O filme do diretor sueco David F. Sandenberg é baseado em um curta de mesmo nome, de apenas 3 minutos, que fez muito sucesso na competição de filmes de terror Who’s There (2013), rendendo a Sandenberg o prêmio de Melhor Diretor. Após o sucesso do curta, James Wan (produtor de Sobrenatural e Atividade Paranormal) convidou o diretor para produzir um longa-metragem baseado em sua história.
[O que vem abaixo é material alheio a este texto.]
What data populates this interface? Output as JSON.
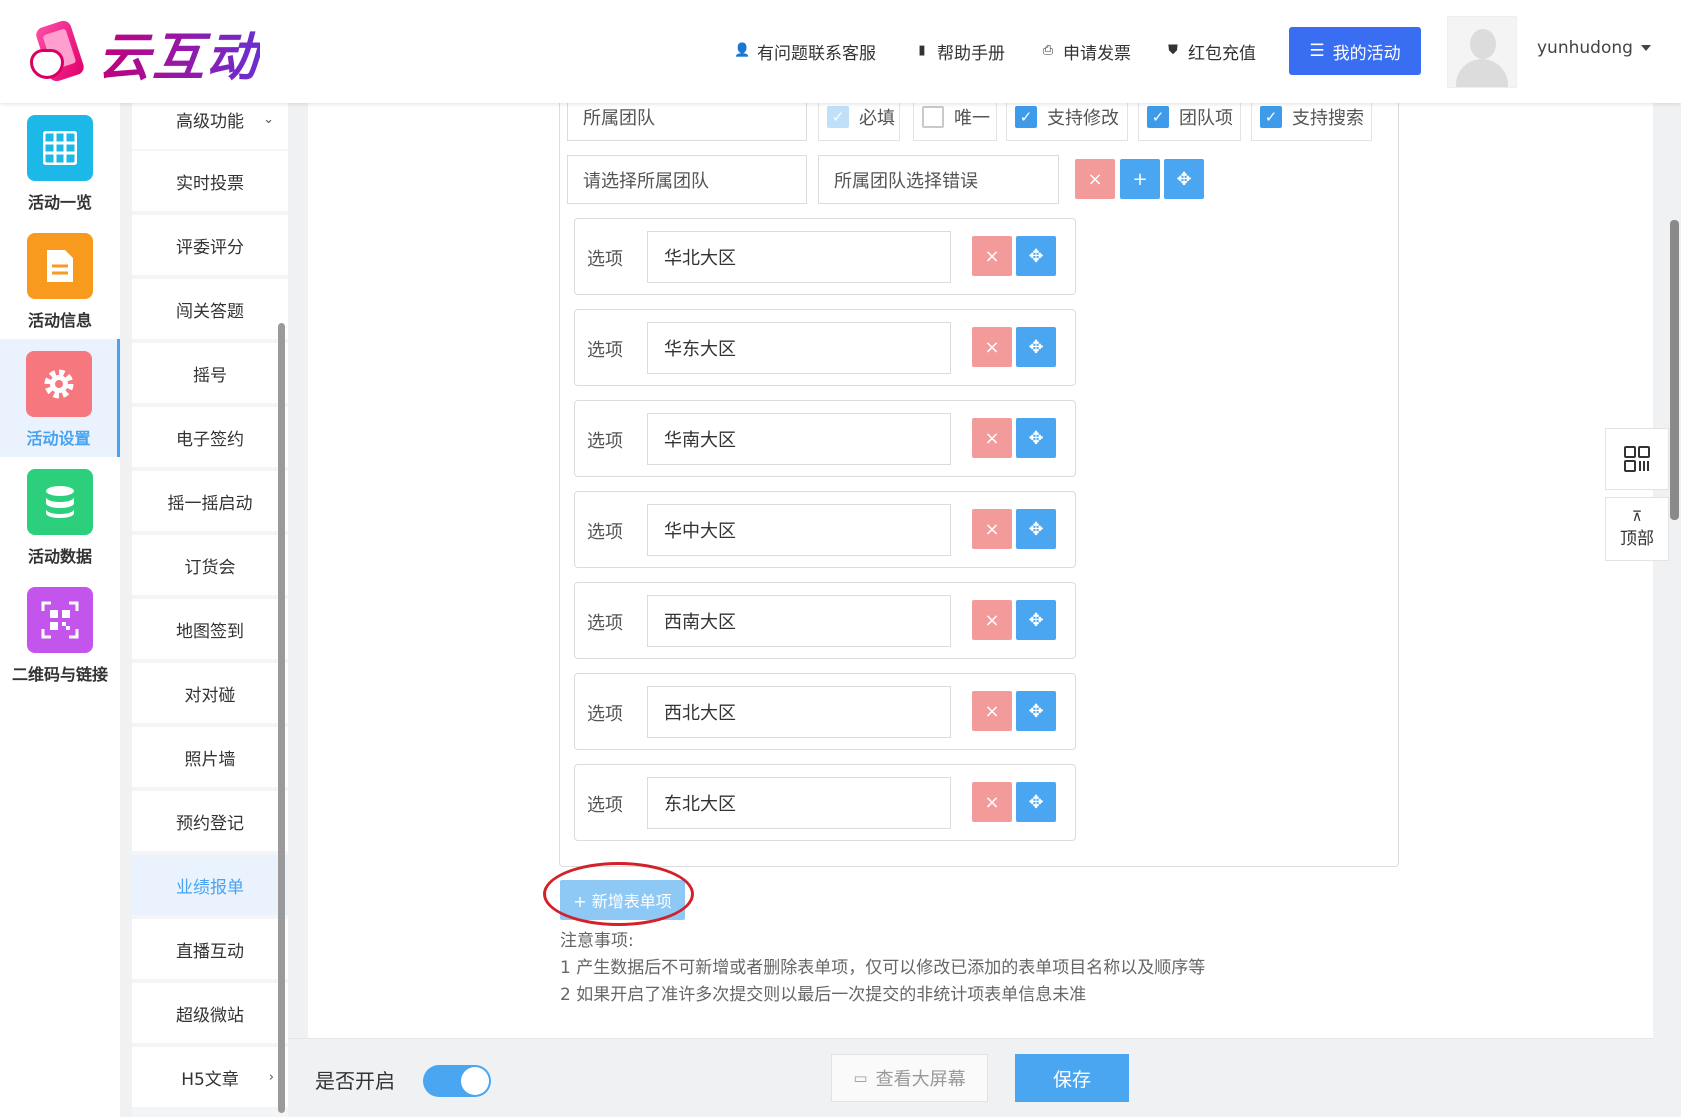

Quando as luzes se apagam conta a história de uma entidade que aterroriza uma família local e que só pode ser vista nas sombras, porém desaparece quando iluminada. Através deste simples mecanismo de luz e sombra, o filme consegue causar os sustos e desenvolver um suspense. Devo confessar que costumo não gostar de filmes de terror, mas este foi uma boa exceção. Litros de sangue, mutilações e fantasmas carregados de computação gráfica costumam ser mais toscos que assustadores para mim, mas isso não ocorre neste filme.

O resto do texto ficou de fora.